Legal & lab discipline
Legal & ethics — applies to every tool in this hub
These rules apply to all tools in Hack Tools/. Not legal advice. Re-read before any field work.
Standing rules
- Owned hardware or written authorization. Every test target must either belong to tjscientist or be covered by explicit, written authorization from the owner with a defined scope.
- Document the lab kit. Maintain a list of targets tjscientist owns, with photos and serial numbers if applicable. Keep authorization letters in
Hack Tools/_shared/authorizations/(gitignored if version-controlled). - Distinguish “lab” from “in the wild”. Replaying a captured signal back into the same controlled environment tjscientist owns is fine. Transmitting against neighbors’ equipment, public infrastructure, or vehicles is not.
- No jamming. Continuous-wave jamming of any band is illegal under FCC and most equivalents regardless of intent. Don’t.
- No unauthorized access. BadUSB, MouseJack, BLE injection, evil portals — all are unauthorized-access territory when used against equipment tjscientist doesn’t own and isn’t paid to test.
RF transmit
- Power, frequency, and duty cycle are regulated. Aviation, public-safety, amateur (without a license), and licensed-commercial bands are off-limits.
- Region restrictions vary. Custom firmwares (Momentum, Unleashed, etc.) remove the firmware-side guardrails — that shifts responsibility to the operator, it does not legalize anything.
- Replay attacks against rolling-code remotes (KeeLoq variants) are usually bounded by the manufacturer key — capture and replay often fails by design. Even when it works, replay against a vehicle or door you don’t own is grand theft / breaking-and-entering territory.
RFID / NFC
- Reading a card tjscientist carries: legal.
- Reading a card found on the ground: murky.
- Reading a card from someone else’s pocket without consent: depending on jurisdiction, somewhere between mischief and computer fraud.
- Cloning building-access cards without explicit written authorization from the building owner: illegal under U.S. CFAA and equivalents.
BadUSB / MouseJack / BLE injection
- Computer-attack territory. Connecting to or injecting into a machine tjscientist does not own, without written permission, is unauthorized access (CFAA in the U.S.).

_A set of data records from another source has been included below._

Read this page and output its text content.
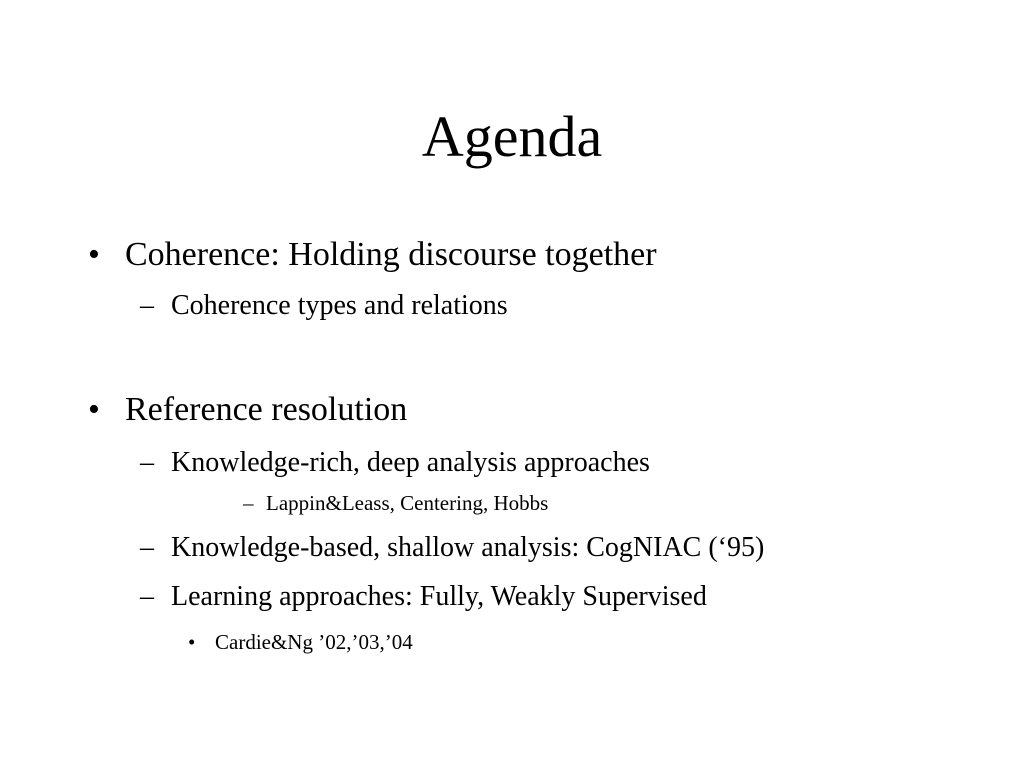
Agenda
• Coherence: Holding discourse together
– Coherence types and relations
• Reference resolution
– Knowledge-rich, deep analysis approaches
– Lappin&Leass, Centering, Hobbs
– Knowledge-based, shallow analysis: CogNIAC (‘95)
– Learning approaches: Fully, Weakly Supervised
• Cardie&Ng ’02,’03,’04
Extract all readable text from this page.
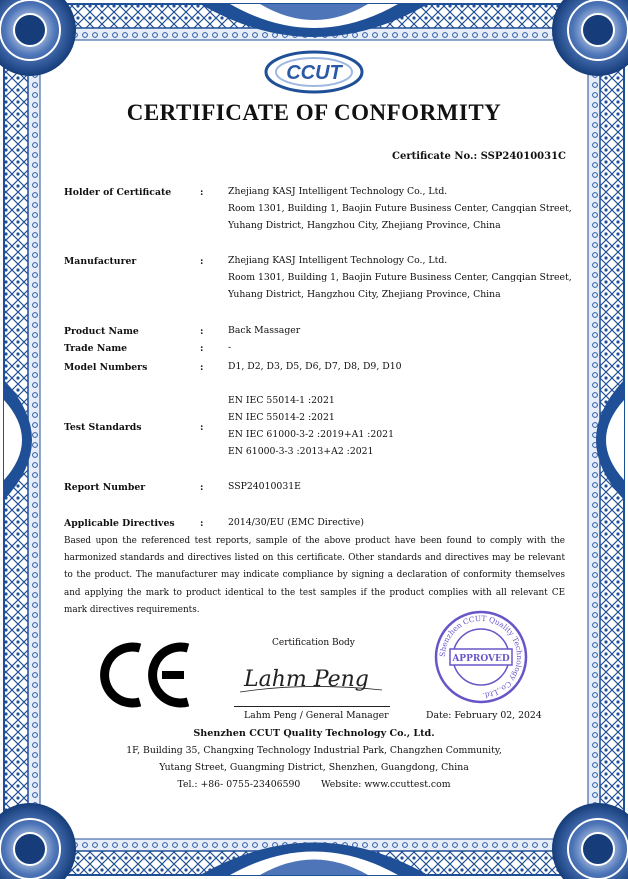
CCUT
CERTIFICATE OF CONFORMITY
Certificate No.: SSP24010031C
Holder of Certificate	:	Zhejiang KASJ Intelligent Technology Co., Ltd.
Room 1301, Building 1, Baojin Future Business Center, Cangqian Street,
Yuhang District, Hangzhou City, Zhejiang Province, China
Manufacturer	:	Zhejiang KASJ Intelligent Technology Co., Ltd.
Room 1301, Building 1, Baojin Future Business Center, Cangqian Street,
Yuhang District, Hangzhou City, Zhejiang Province, China
Product Name	:	Back Massager
Trade Name	:	-
Model Numbers	:	D1, D2, D3, D5, D6, D7, D8, D9, D10
Test Standards	:
EN IEC 55014-1 :2021
EN IEC 55014-2 :2021
EN IEC 61000-3-2 :2019+A1 :2021
EN 61000-3-3 :2013+A2 :2021
Report Number	:	SSP24010031E
Applicable Directives	:	2014/30/EU (EMC Directive)
Based upon the referenced test reports, sample of the above product have been found to comply with the harmonized standards and directives listed on this certificate. Other standards and directives may be relevant to the product. The manufacturer may indicate compliance by signing a declaration of conformity themselves and applying the mark to product identical to the test samples if the product complies with all relevant CE mark directives requirements.
CE	Certification Body
Lahm Peng
Lahm Peng / General Manager	Date: February 02, 2024
Shenzhen CCUT Quality Technology Co.,Ltd.
APPROVED
Shenzhen CCUT Quality Technology Co., Ltd.
1F, Building 35, Changxing Technology Industrial Park, Changzhen Community,
Yutang Street, Guangming District, Shenzhen, Guangdong, China
Tel.: +86- 0755-23406590       Website: www.ccuttest.com
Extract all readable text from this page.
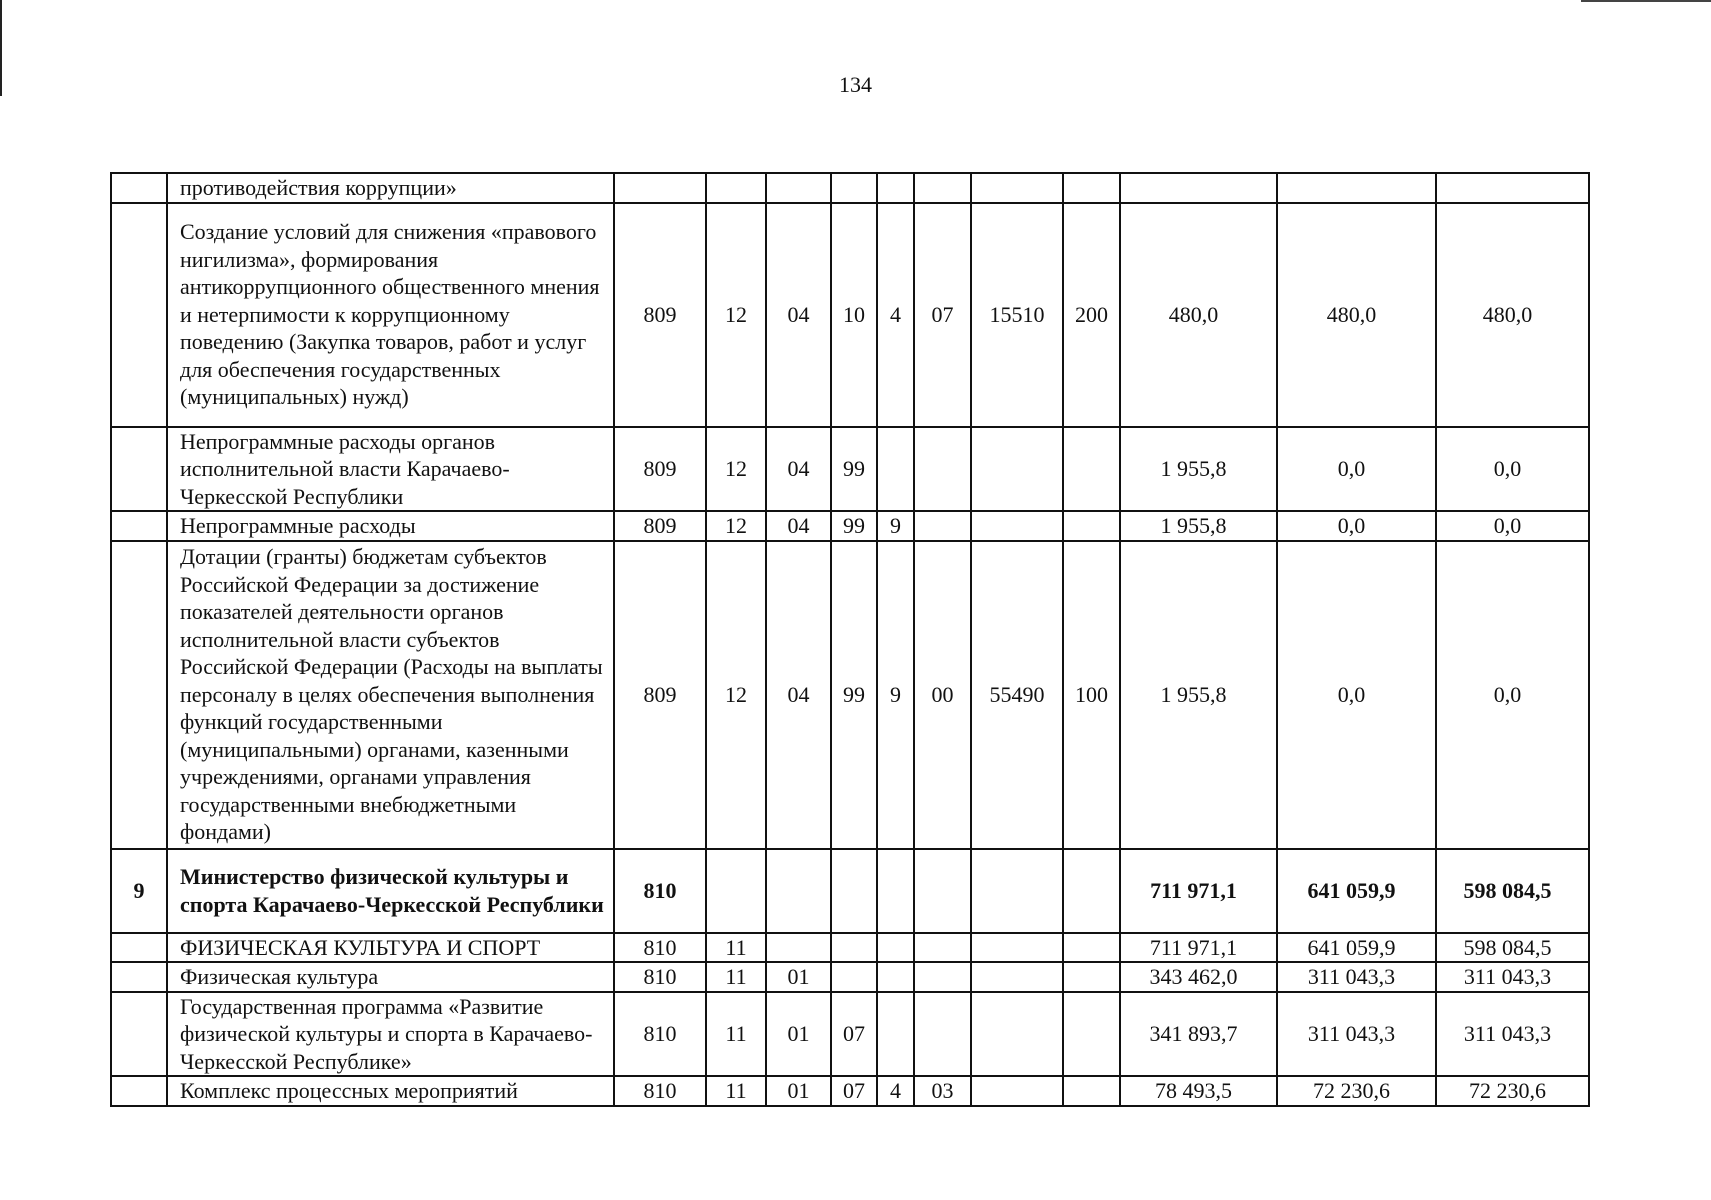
134
	противодействия коррупции»											
	Создание условий для снижения «правового нигилизма», формирования антикоррупционного общественного мнения и нетерпимости к коррупционному поведению (Закупка товаров, работ и услуг для обеспечения государственных (муниципальных) нужд)	809	12	04	10	4	07	15510	200	480,0	480,0	480,0
	Непрограммные расходы органов исполнительной власти Карачаево-Черкесской Республики	809	12	04	99					1 955,8	0,0	0,0
	Непрограммные расходы	809	12	04	99	9				1 955,8	0,0	0,0
	Дотации (гранты) бюджетам субъектов Российской Федерации за достижение показателей деятельности органов исполнительной власти субъектов Российской Федерации (Расходы на выплаты персоналу в целях обеспечения выполнения функций государственными (муниципальными) органами, казенными учреждениями, органами управления государственными внебюджетными фондами)	809	12	04	99	9	00	55490	100	1 955,8	0,0	0,0
9	Министерство физической культуры и спорта Карачаево-Черкесской Республики	810								711 971,1	641 059,9	598 084,5
	ФИЗИЧЕСКАЯ КУЛЬТУРА И СПОРТ	810	11							711 971,1	641 059,9	598 084,5
	Физическая культура	810	11	01						343 462,0	311 043,3	311 043,3
	Государственная программа «Развитие физической культуры и спорта в Карачаево-Черкесской Республике»	810	11	01	07					341 893,7	311 043,3	311 043,3
	Комплекс процессных мероприятий	810	11	01	07	4	03			78 493,5	72 230,6	72 230,6
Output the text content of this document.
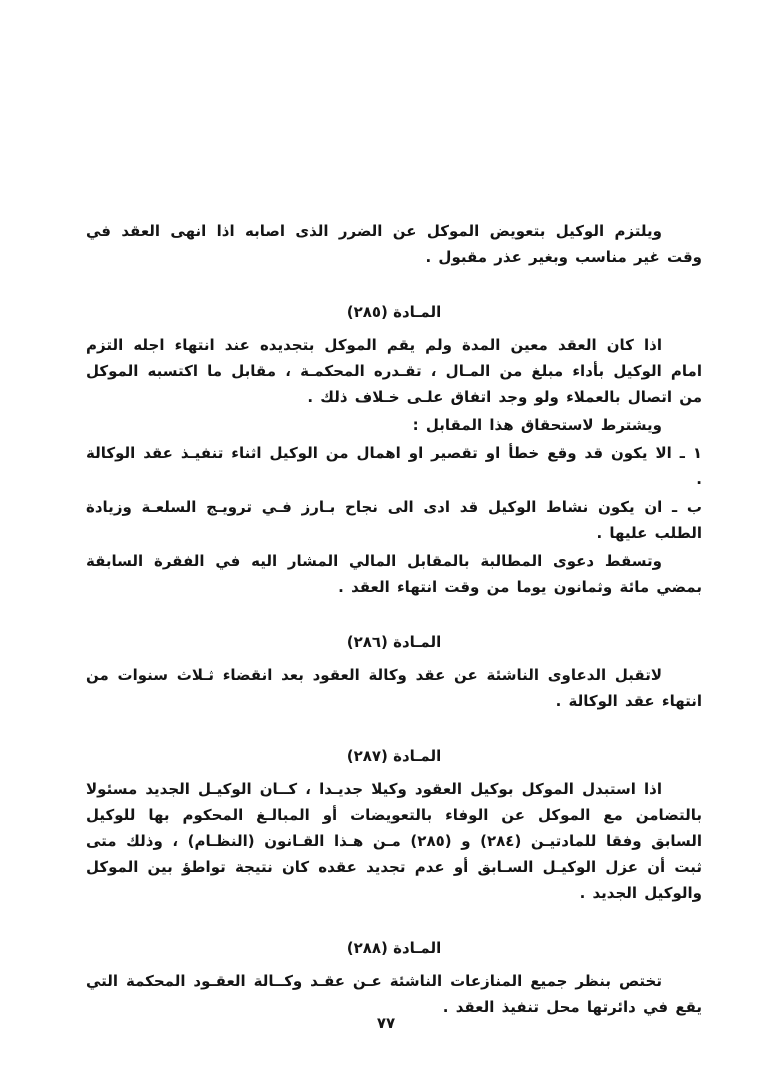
ويلتزم الوكيل بتعويض الموكل عن الضرر الذى اصابه اذا انهى العقد في وقت غير مناسب وبغير عذر مقبول .

المـادة (٢٨٥)

اذا كان العقد معين المدة ولم يقم الموكل بتجديده عند انتهاء اجله التزم امام الوكيل بأداء مبلغ من المـال ، تقـدره المحكمـة ، مقابل ما اكتسبه الموكل من اتصال بالعملاء ولو وجد اتفاق علـى خـلاف ذلك .

ويشترط لاستحقاق هذا المقابل :

١ ـ الا يكون قد وقع خطأ او تقصير او اهمال من الوكيل اثناء تنفيـذ عقد الوكالة .

ب ـ ان يكون نشاط الوكيل قد ادى الى نجاح بـارز فـي ترويـج السلعـة وزيادة الطلب عليها .

وتسقط دعوى المطالبة بالمقابل المالي المشار اليه في الفقرة السابقة بمضي مائة وثمانون يوما من وقت انتهاء العقد .

المـادة (٢٨٦)

لاتقبل الدعاوى الناشئة عن عقد وكالة العقود بعد انقضاء ثـلاث سنوات من انتهاء عقد الوكالة .

المـادة (٢٨٧)

اذا استبدل الموكل بوكيل العقود وكيلا جديـدا ، كــان الوكيـل الجديد مسئولا بالتضامن مع الموكل عن الوفاء بالتعويضات أو المبالـغ المحكوم بها للوكيل السابق وفقا للمادتيـن (٢٨٤) و (٢٨٥) مـن هـذا القـانون (النظـام) ، وذلك متى ثبت أن عزل الوكيـل السـابق أو عدم تجديد عقده كان نتيجة تواطؤ بين الموكل والوكيل الجديد .

المـادة (٢٨٨)

تختص بنظر جميع المنازعات الناشئة عـن عقـد وكــالة العقـود المحكمة التي يقع في دائرتها محل تنفيذ العقد .

٧٧
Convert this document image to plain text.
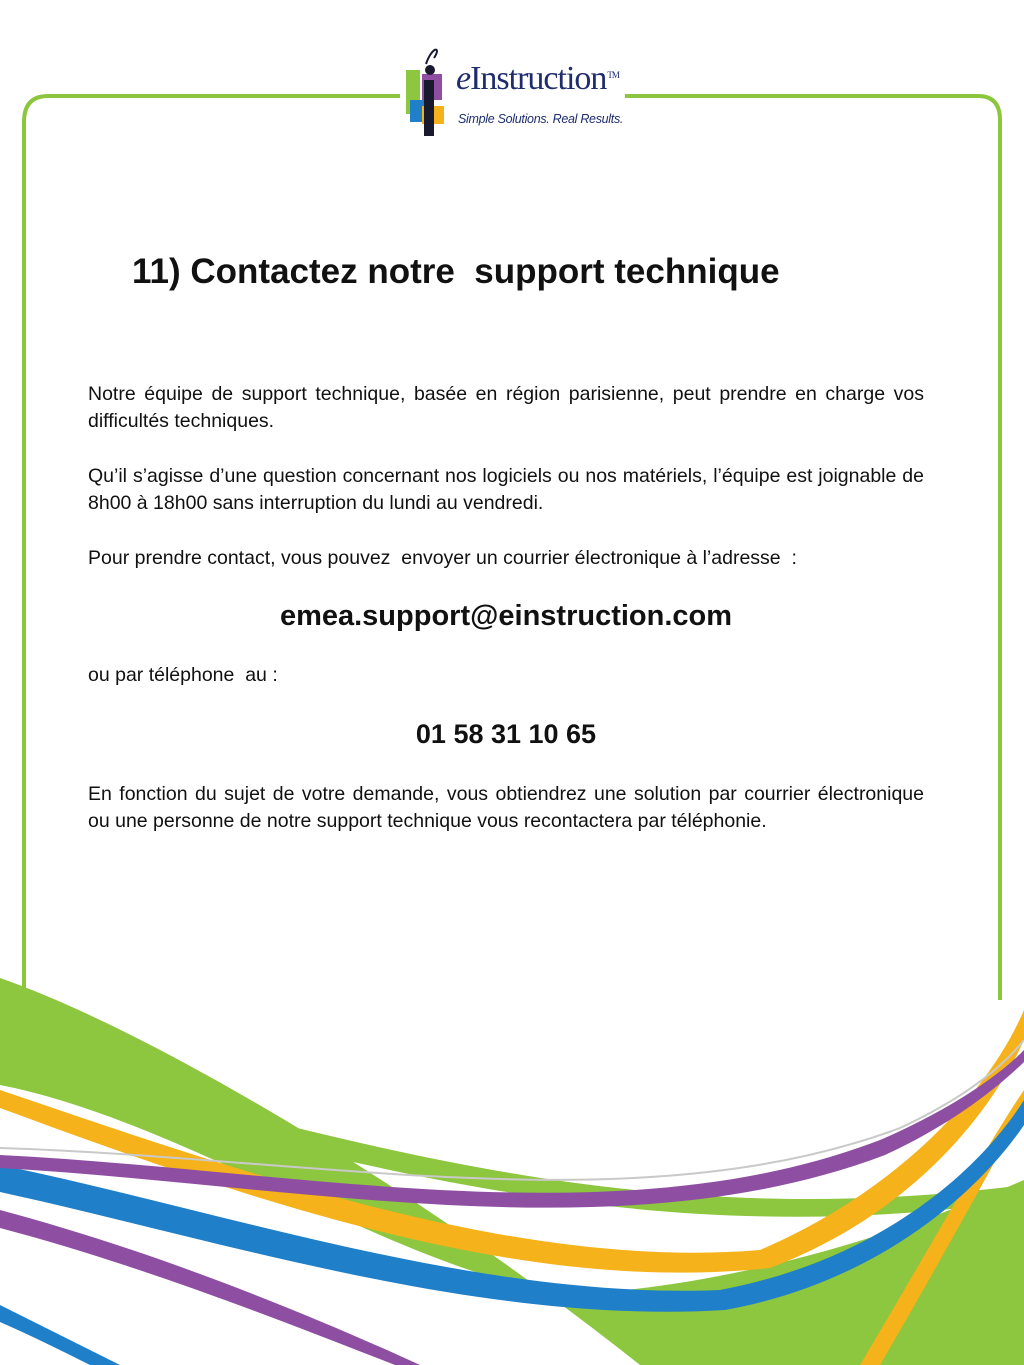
eInstruction™
Simple Solutions. Real Results.
11) Contactez notre  support technique

Notre équipe de support technique, basée en région parisienne, peut prendre en charge vos difficultés techniques.

Qu’il s’agisse d’une question concernant nos logiciels ou nos matériels, l’équipe est joignable de 8h00 à 18h00 sans interruption du lundi au vendredi.

Pour prendre contact, vous pouvez  envoyer un courrier électronique à l’adresse  :

emea.support@einstruction.com

ou par téléphone  au :

01 58 31 10 65

En fonction du sujet de votre demande, vous obtiendrez une solution par courrier électronique ou une personne de notre support technique vous recontactera par téléphonie.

- “Awareness” payloads that just open a web page still count.
WiFi audits
- Deauthentication, evil-portal, EAPOL capture against networks tjscientist doesn’t own: illegal.
- Beacon spam in public spaces: depending on jurisdiction, regulatory violation (interference) plus potentially unauthorized access.
Public disclosure
- If something tjscientist finds is novel and exploitable, prefer responsible disclosure. The vendor first; CERT/CC or a coordinated path second; public last.
- Do not publicize specific keys, algorithms, or payloads that could be used to compromise third-party systems unless those have already been published by a primary research source.
What this means for Claude in this project
- Decline to write or document attacks targeted at third parties, named systems tjscientist doesn’t own, or specific public infrastructure.
- Decline to research bypass techniques framed as “for a friend’s…” or “my client gave me permission” without that permission being verifiable.
- When generating payloads, default to
WAIT_FOR_BUTTON_PRESSfirst lines, narrow scope, and clear “lab use only” comments. - When in doubt, ask tjscientist to confirm the scope before producing.